Said Dr Nadjad: “Prof Ying doesn’t sleep enough. Our team has no idea how she finds that energy. But I think this is encapsulated in her belief of how hard we must work to solve problems in the world.” 

Commenting on Prof Ying’s move to Saudi Arabia, he added: “A scientist is a citizen of the world. She is always rolling up her sleeves to solve difficult problems and not one who would be comfortable sitting down collecting salary.”

Prof Ying, a devout Muslim who has been to Mecca in Saudi Arabia more than 15 times to perform the haj and umrah pilgrimages, said she has fit in well in her new home. Born into a Christian family, she converted to Islam in her 30s.

“There is this notion that Saudi Arabia has issues with human rights. I have told others: ‘Please come and see for yourself.’ Over the last few years, I would say people are very well treated – women or men, it doesn’t matter. It’s a very safe, very secure, very peaceful place,” she said.

“I love living here. Riyadh is a dynamic and rapidly growing city, with lots of great restaurants.”

Working harder as a minority 

In the light of her many achievements, it can be hard to remember that the odds were stacked against Prof Ying, who has been known to call herself a “minority of minorities”, as a Chinese Muslim female in the male-centric world of science.

In the early 1990s, she was the first female Asian American professor at the MIT School of Engineering, and the lecture hall blackboards were not built for those with a smaller stature. 

“I could only reach the bottom half of the lowest blackboard. After writing just a few equations, I had to erase them because I couldn’t reach the higher blackboards,” she said with a laugh. 

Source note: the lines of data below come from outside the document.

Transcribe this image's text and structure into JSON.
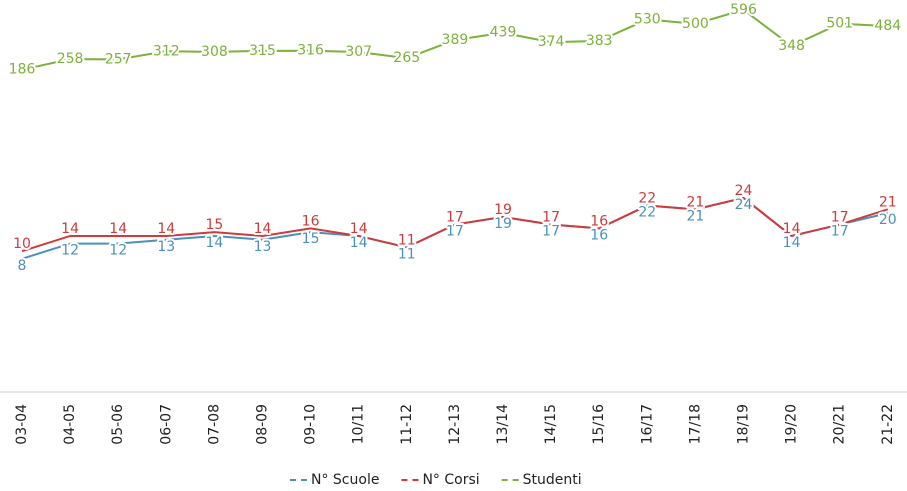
{
  "chart_data": {
    "type": "line",
    "categories": [
      "03-04",
      "04-05",
      "05-06",
      "06-07",
      "07-08",
      "08-09",
      "09-10",
      "10/11",
      "11-12",
      "12-13",
      "13/14",
      "14/15",
      "15/16",
      "16/17",
      "17/18",
      "18/19",
      "19/20",
      "20/21",
      "21-22"
    ],
    "series": [
      {
        "name": "N° Scuole",
        "color": "#4a90c0",
        "values": [
          8,
          12,
          12,
          13,
          14,
          13,
          15,
          14,
          11,
          17,
          19,
          17,
          16,
          22,
          21,
          24,
          14,
          17,
          20
        ]
      },
      {
        "name": "N° Corsi",
        "color": "#d03a3a",
        "values": [
          10,
          14,
          14,
          14,
          15,
          14,
          16,
          14,
          11,
          17,
          19,
          17,
          16,
          22,
          21,
          24,
          14,
          17,
          21
        ]
      },
      {
        "name": "Studenti",
        "color": "#7ab23a",
        "axis": "y2",
        "values": [
          186,
          258,
          257,
          312,
          308,
          315,
          316,
          307,
          265,
          389,
          439,
          374,
          383,
          530,
          500,
          596,
          348,
          501,
          484
        ]
      }
    ],
    "ylim": [
      -27,
      76
    ],
    "y2lim": [
      -2020,
      663
    ]
  }
}
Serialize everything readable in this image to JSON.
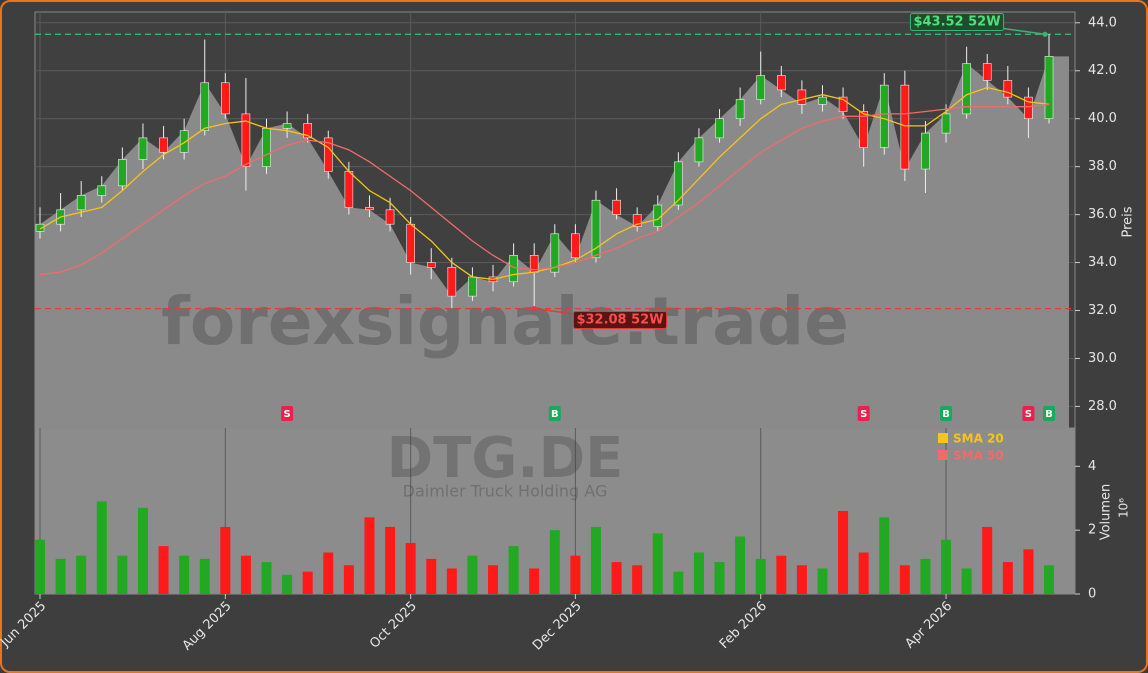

In the locker room of her New York high school – famous for being where folk rock duo Simon and Garfunkel first started performing together as students – a couple of taller teenage girls would stare her down to intimidate her. 

“I wouldn’t say it was bullying, but there are people who are not particularly friendly. You go to high school through metal detectors. I wouldn’t say students were carrying guns, but some of them certainly had knives,” she said.

Those moments helped her build grit. 

“As a minority, I told myself I’ve got to work twice as hard.”

And she did.

In 2017, she received the highest accolade for academic inventors as a fellow of the US National Academy of Inventors. And each year since 2012, she has been listed among the world’s 500 most influential Muslims.

“It’s important to speak up despite being a minority. I am not a yes-man and don’t expect my staff to be yes-men,” she said.

Looking ahead towards the next phase of her career in the kingdom, Prof Ying said: “It’s a lifetime of work ahead. We always pray hard and wish for good health and abundant resources.”